Geçmiş bir film şeridi gibi gözlerimin önünden geçti. Özellikle 2004’te AB’nin son genişlemesinin tamamlanmasıyla Türkiye’nin tam üyelik müzakerelerine başlaması kesinleşiyordu. Brüksel ve Ankara’da yapılan görüşmelerde müzakere fasılları açılıyor, ancak bazı fasıllar ise neredeyse sonsuza kadar kapalı kalacak gibi görünüyor, bunun üstüne Brüksel Ankara’nın önüne yeni koşullar getiriyordu. Her seferinde de Brüksel’den aynı ses duyuluyordu:”Türkiye ev ödevini yapmalı.” O zaman diliminde Almanya’nın Başbakanı Angela Merkel’in Ankara’yla ilişkileri düzenlemek için ortaya attığı çok parlak bir fikir vardı:”Türkiye’ye imtiyazlı ortaklık verilsin.”
AB’nin “mış” gibi yapıp Türkiye’yi “hazmetmeye” yanaşmaması, bizim hükümetin de siyasi İslamcı hedefleri nedeniyle AB’ye soğuk durması girilen çıkmazı daha da çıkılmaz hale getirdi. Gördüğüm kadarıyla şu anda Ankara, Brüksel’den işine gelmeyen bir işaret aldığında, ülkede barındırdığı milyonlarca sığınmacıyı koz olarak kullanırken Brüksel tarafı da sığınmacıları uzak tutmak adına Ankara’nın suyuna gitmeye bakıyor.

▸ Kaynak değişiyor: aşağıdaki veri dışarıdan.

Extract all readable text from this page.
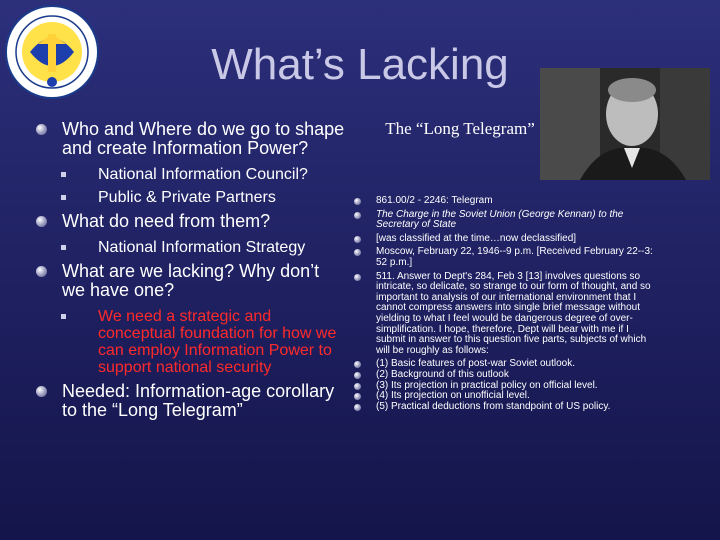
What’s Lacking
The “Long Telegram”
Who and Where do we go to shape and create Information Power?
National Information Council?
Public & Private Partners
What do need from them?
National Information Strategy
What are we lacking? Why don’t we have one?
We need a strategic and conceptual foundation for how we can employ Information Power to support national security
Needed: Information-age corollary to the “Long Telegram”
861.00/2 - 2246: Telegram
The Charge in the Soviet Union (George Kennan) to the Secretary of State
[was classified at the time…now declassified]
Moscow, February 22, 1946--9 p.m. [Received February 22--3: 52 p.m.]
511. Answer to Dept's 284, Feb 3 [13] involves questions so intricate, so delicate, so strange to our form of thought, and so important to analysis of our international environment that I cannot compress answers into single brief message without yielding to what I feel would be dangerous degree of over-simplification. I hope, therefore, Dept will bear with me if I submit in answer to this question five parts, subjects of which will be roughly as follows:
(1) Basic features of post-war Soviet outlook.
(2) Background of this outlook
(3) Its projection in practical policy on official level.
(4) Its projection on unofficial level.
(5) Practical deductions from standpoint of US policy.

Yakın gelecekte neler olur, diye sorarsanız söyleyeyim. Bugün AB’yle tıkanmış gibi görünen ilişkiler bir avuç Brüksel uzmanı sivil insan tarafından tamir edilmeye çalışılıyor. Ankara’nın taşları havalanmaz ya da daha açık söylemek gerekirse Türkiye’yi Batı vizyonundan Doğu’ya çekmeye çalışanlar, amiyane tabirle tekere yeniden çomak sokmazsa dilerim sonuç alırlar.